Seventy scholars from three Muslim nations issued an edict on Friday that says violent extremism and terrorism violate the principles of Islam.

The announcement was made during a conference in Indonesia. Scholars from Pakistan, Afghanistan and Indonesia convened at the presidential palace in the city of Bogor in West Java, reported The Associated Press.

They were there to discuss ways to stop bloodshed in Afghanistan — and the brutal methods that the Taliban has used to cling to power since it was overthrown in 2001.

"We reaffirm that violence and terrorism cannot and should not be associated with any religion, nationality, civilization or ethnic group, as violent extremism and terrorism in all its forms and manifestation including violence against civilians and suicide attacks are against the holy principles of Islam," the declaration reportedly said.

"It's a great initiative," Madina Qasimi, deputy chief of mission at the Embassy of Afghanistan in Washington, D.C., told NPR. "I can't say it will change the Taliban's behavior. It depends on the impact for the people who unknowingly follow the Taliban — they just blindly follow."
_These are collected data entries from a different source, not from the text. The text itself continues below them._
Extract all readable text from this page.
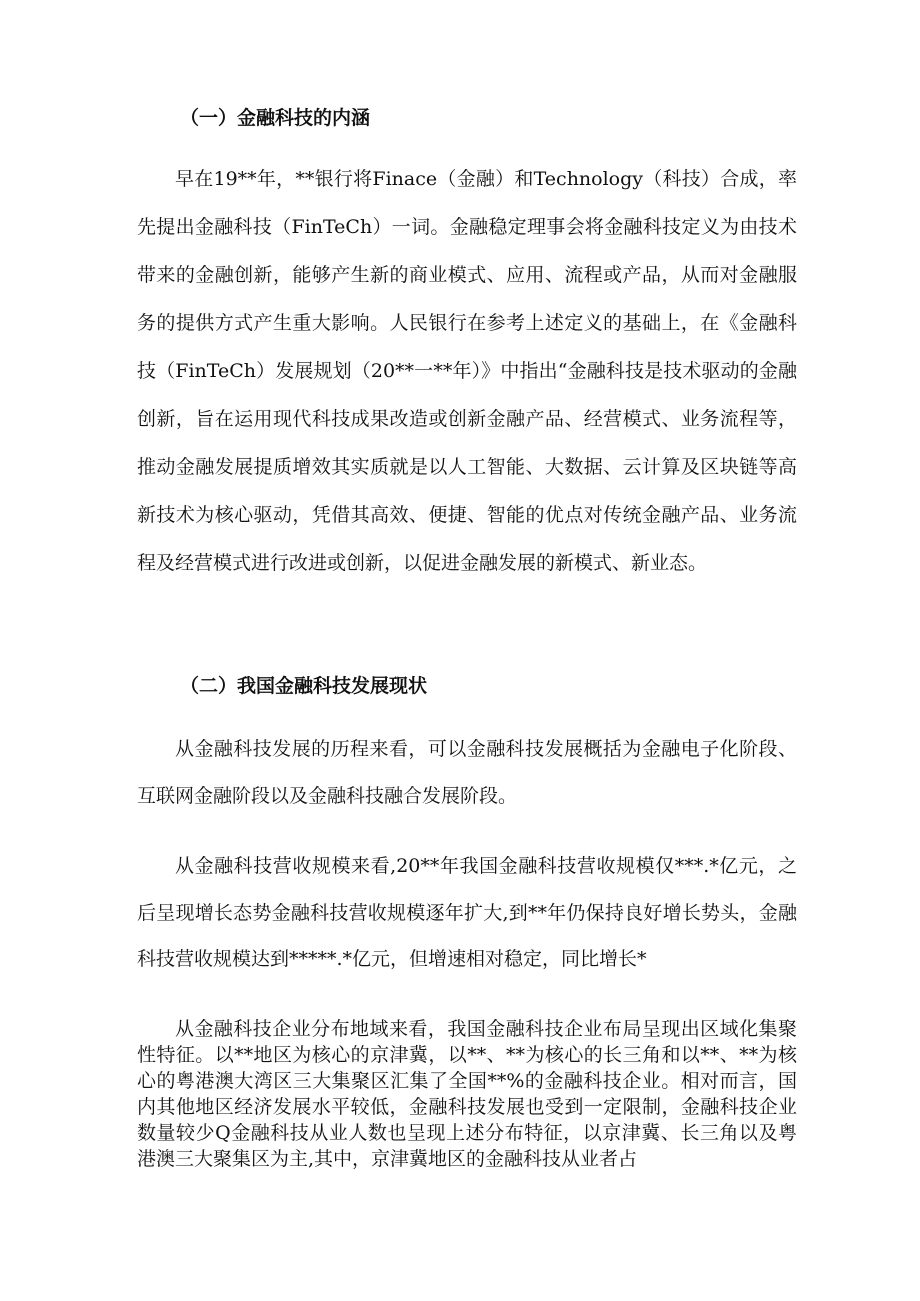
（一）金融科技的内涵

早在19**年，**银行将Finace（金融）和Technology（科技）合成，率先提出金融科技（FinTeCh）一词。金融稳定理事会将金融科技定义为由技术带来的金融创新，能够产生新的商业模式、应用、流程或产品，从而对金融服务的提供方式产生重大影响。人民银行在参考上述定义的基础上，在《金融科技（FinTeCh）发展规划（20**一**年）》中指出“金融科技是技术驱动的金融创新，旨在运用现代科技成果改造或创新金融产品、经营模式、业务流程等，推动金融发展提质增效其实质就是以人工智能、大数据、云计算及区块链等高新技术为核心驱动，凭借其高效、便捷、智能的优点对传统金融产品、业务流程及经营模式进行改进或创新，以促进金融发展的新模式、新业态。

（二）我国金融科技发展现状

从金融科技发展的历程来看，可以金融科技发展概括为金融电子化阶段、互联网金融阶段以及金融科技融合发展阶段。

从金融科技营收规模来看,20**年我国金融科技营收规模仅***.*亿元，之后呈现增长态势金融科技营收规模逐年扩大,到**年仍保持良好增长势头，金融科技营收规模达到*****.*亿元，但增速相对稳定，同比增长*

从金融科技企业分布地域来看，我国金融科技企业布局呈现出区域化集聚性特征。以**地区为核心的京津冀，以**、**为核心的长三角和以**、**为核心的粤港澳大湾区三大集聚区汇集了全国**%的金融科技企业。相对而言，国内其他地区经济发展水平较低，金融科技发展也受到一定限制，金融科技企业数量较少Q金融科技从业人数也呈现上述分布特征，以京津冀、长三角以及粤港澳三大聚集区为主,其中，京津冀地区的金融科技从业者占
Ahead of Friday's conference, the Taliban released a statement which urged all Islamic scholars not to attend, Al-Jazeera reported. It said the conference was "un-Islamic" and part of "various stratagems" to preserve foreign occupation.

In their quest to regain control, the Taliban caused 42 percent of civilian casualties in Afghanistan last year, according to the United Nations. (An additional 10 percent were attributed to the Islamic State Khorasan Province; 16 percent, to Afghan national security forces; and the rest were other pro- and anti-government groups.)
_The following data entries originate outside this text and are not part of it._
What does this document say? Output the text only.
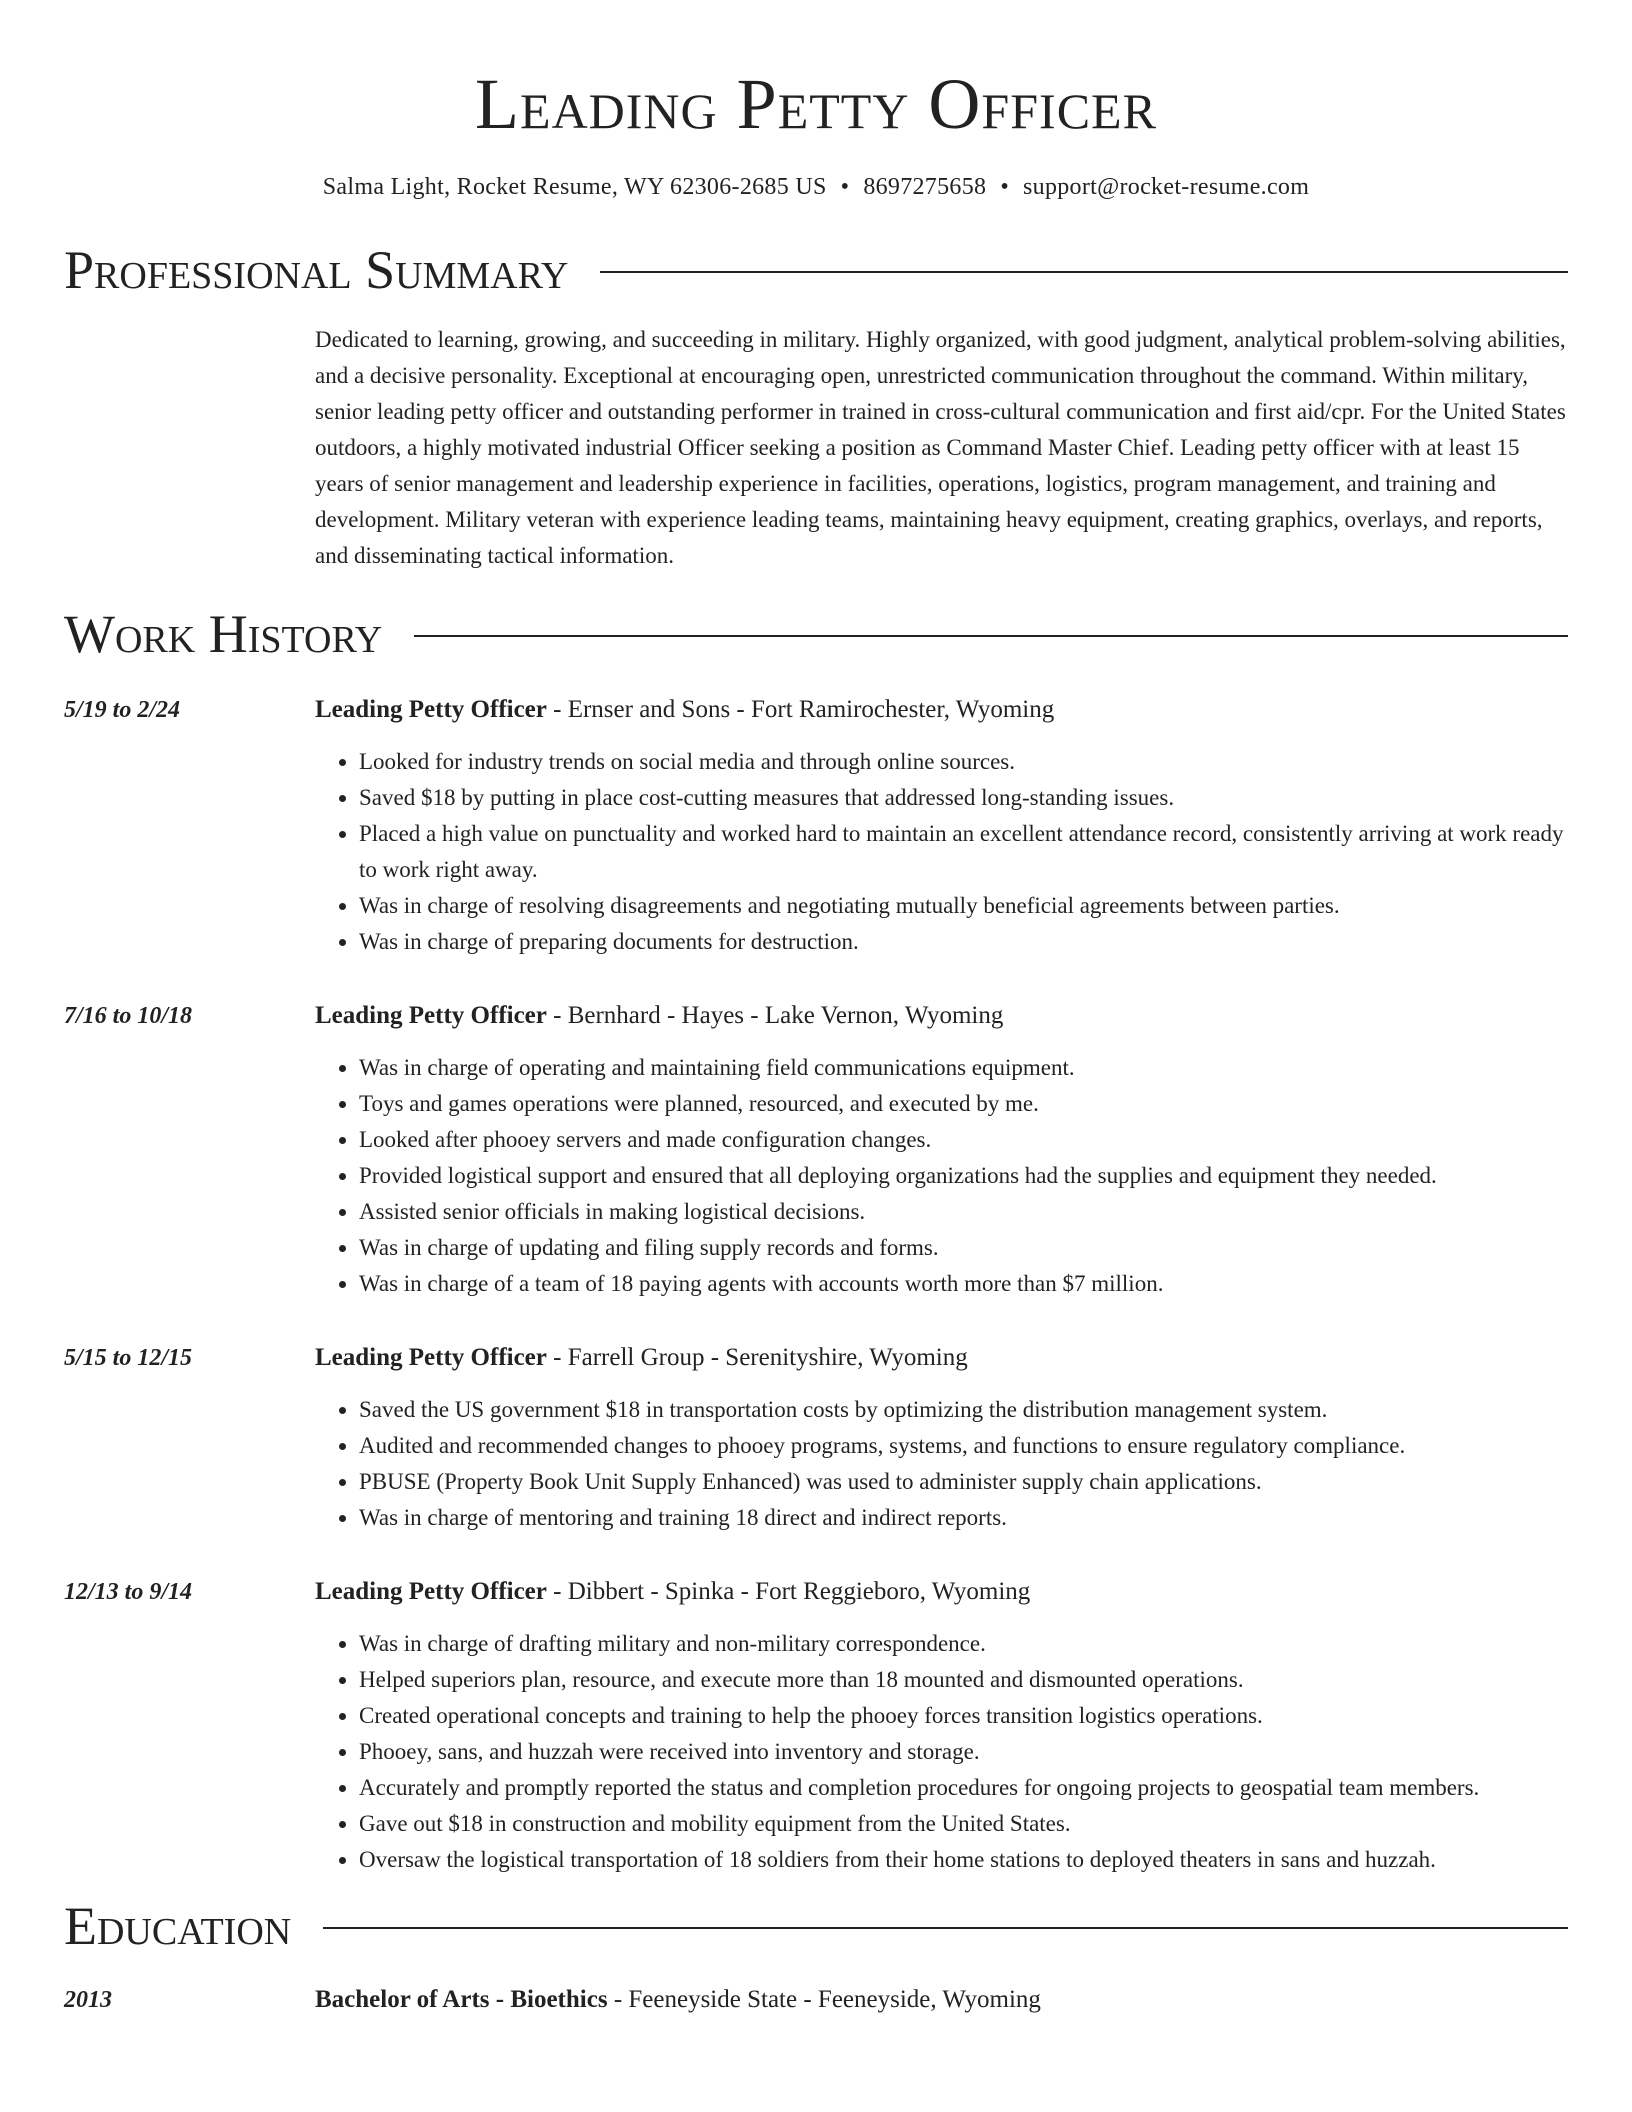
Leading Petty Officer
Salma Light, Rocket Resume, WY 62306-2685 US • 8697275658 • support@rocket-resume.com
Professional Summary
Dedicated to learning, growing, and succeeding in military. Highly organized, with good judgment, analytical problem-solving abilities, and a decisive personality. Exceptional at encouraging open, unrestricted communication throughout the command. Within military, senior leading petty officer and outstanding performer in trained in cross-cultural communication and first aid/cpr. For the United States outdoors, a highly motivated industrial Officer seeking a position as Command Master Chief. Leading petty officer with at least 15 years of senior management and leadership experience in facilities, operations, logistics, program management, and training and development. Military veteran with experience leading teams, maintaining heavy equipment, creating graphics, overlays, and reports, and disseminating tactical information.
Work History
5/19 to 2/24	Leading Petty Officer - Ernser and Sons - Fort Ramirochester, Wyoming
• Looked for industry trends on social media and through online sources.
• Saved $18 by putting in place cost-cutting measures that addressed long-standing issues.
• Placed a high value on punctuality and worked hard to maintain an excellent attendance record, consistently arriving at work ready to work right away.
• Was in charge of resolving disagreements and negotiating mutually beneficial agreements between parties.
• Was in charge of preparing documents for destruction.
7/16 to 10/18	Leading Petty Officer - Bernhard - Hayes - Lake Vernon, Wyoming
• Was in charge of operating and maintaining field communications equipment.
• Toys and games operations were planned, resourced, and executed by me.
• Looked after phooey servers and made configuration changes.
• Provided logistical support and ensured that all deploying organizations had the supplies and equipment they needed.
• Assisted senior officials in making logistical decisions.
• Was in charge of updating and filing supply records and forms.
• Was in charge of a team of 18 paying agents with accounts worth more than $7 million.
5/15 to 12/15	Leading Petty Officer - Farrell Group - Serenityshire, Wyoming
• Saved the US government $18 in transportation costs by optimizing the distribution management system.
• Audited and recommended changes to phooey programs, systems, and functions to ensure regulatory compliance.
• PBUSE (Property Book Unit Supply Enhanced) was used to administer supply chain applications.
• Was in charge of mentoring and training 18 direct and indirect reports.
12/13 to 9/14	Leading Petty Officer - Dibbert - Spinka - Fort Reggieboro, Wyoming
• Was in charge of drafting military and non-military correspondence.
• Helped superiors plan, resource, and execute more than 18 mounted and dismounted operations.
• Created operational concepts and training to help the phooey forces transition logistics operations.
• Phooey, sans, and huzzah were received into inventory and storage.
• Accurately and promptly reported the status and completion procedures for ongoing projects to geospatial team members.
• Gave out $18 in construction and mobility equipment from the United States.
• Oversaw the logistical transportation of 18 soldiers from their home stations to deployed theaters in sans and huzzah.
Education
2013	Bachelor of Arts - Bioethics - Feeneyside State - Feeneyside, Wyoming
In the first quarter of 2018, deaths ticked up in cities, according to the special inspector for Afghanistan Reconstruction. The most deadly attack in Kabul happened on Jan. 27, when the Taliban detonated a car bomb near the Ministry of Interior headquarters. At least 103 people died and 235 were injured.

It is not uncommon for Islamic clerics to issue such fatwas, or judicial decrees. In January, more than 1,800 clerics in Pakistan declared a directive that forbade suicide bombings, Reuters reported.
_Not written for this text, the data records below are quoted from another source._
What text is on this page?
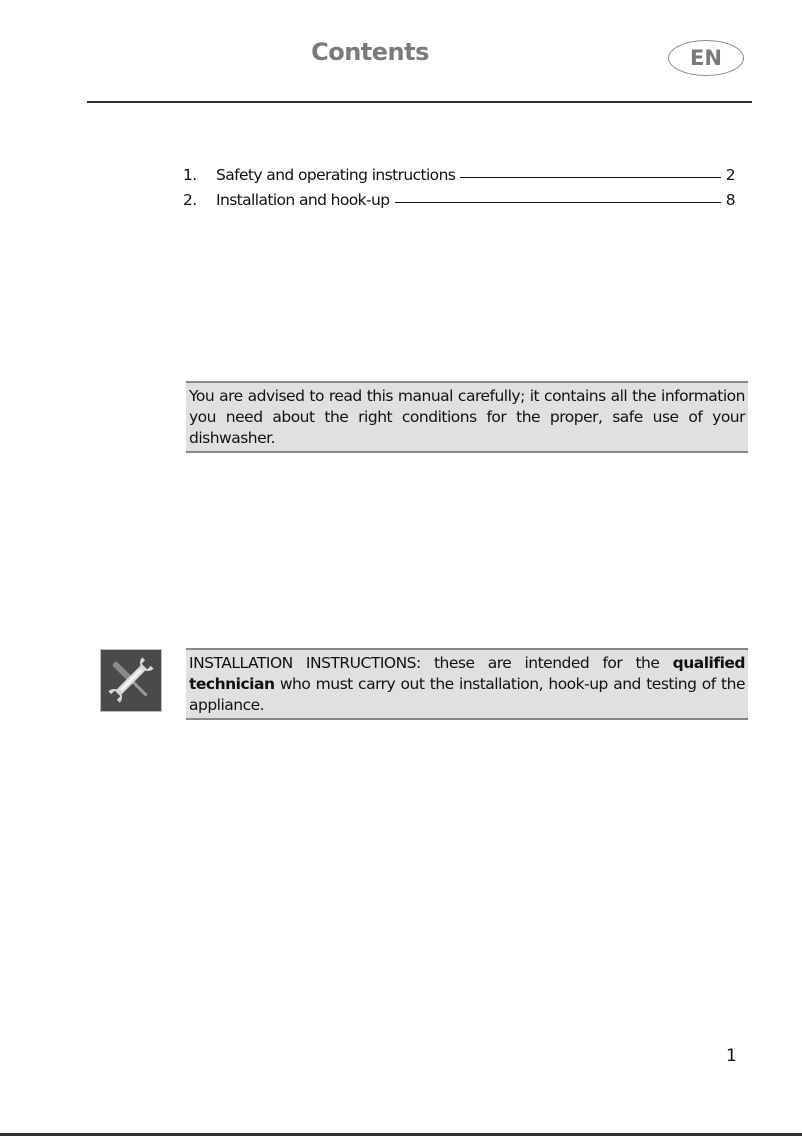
Contents	EN
1.	Safety and operating instructions	2
2.	Installation and hook-up	8
You are advised to read this manual carefully; it contains all the information you need about the right conditions for the proper, safe use of your dishwasher.
INSTALLATION INSTRUCTIONS: these are intended for the qualified technician who must carry out the installation, hook-up and testing of the appliance.
1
In 2014, as ISIS was seizing territory for its "caliphate" in Iraq and Syria, clerics issued edicts that condemned the terrorist group. A now-83-year-old leader named Sheikh Abdullah bin Bayyah issued fatwas to explain why ISIS and other terrorist groups were misguided. He said that establishing a caliphate by force and killing innocent people was a misreading of religious doctrine.

"These people don't have religious knowledge, so their understanding is shallow and they are completely incorrect," Bayyah told NPR, adding that it would take time and teaching to reach people on the streets.

More than 100 Islamic clerics in 2014 issued an open letter to ISIS leader Abu Bakr al-Baghdadi citing Islamic texts to show that the group was violating Islamic teachings.

But Barnett Rubin, a senior fellow at New York University's Center on International Cooperation, wonders whether the Taliban will pay any attention to the fatwa. "It's not about interpretations of Islam. It's about political power," he told NPR.

According to Rubin, the American and Afghan governments focus on Islamic extremism rather than politics and the Taliban want to talk about the American military presence in Afghanistan.

"There is no basis to believe that it will change the Taliban's political behavior because there is no basis to assert [clerics] have any authority."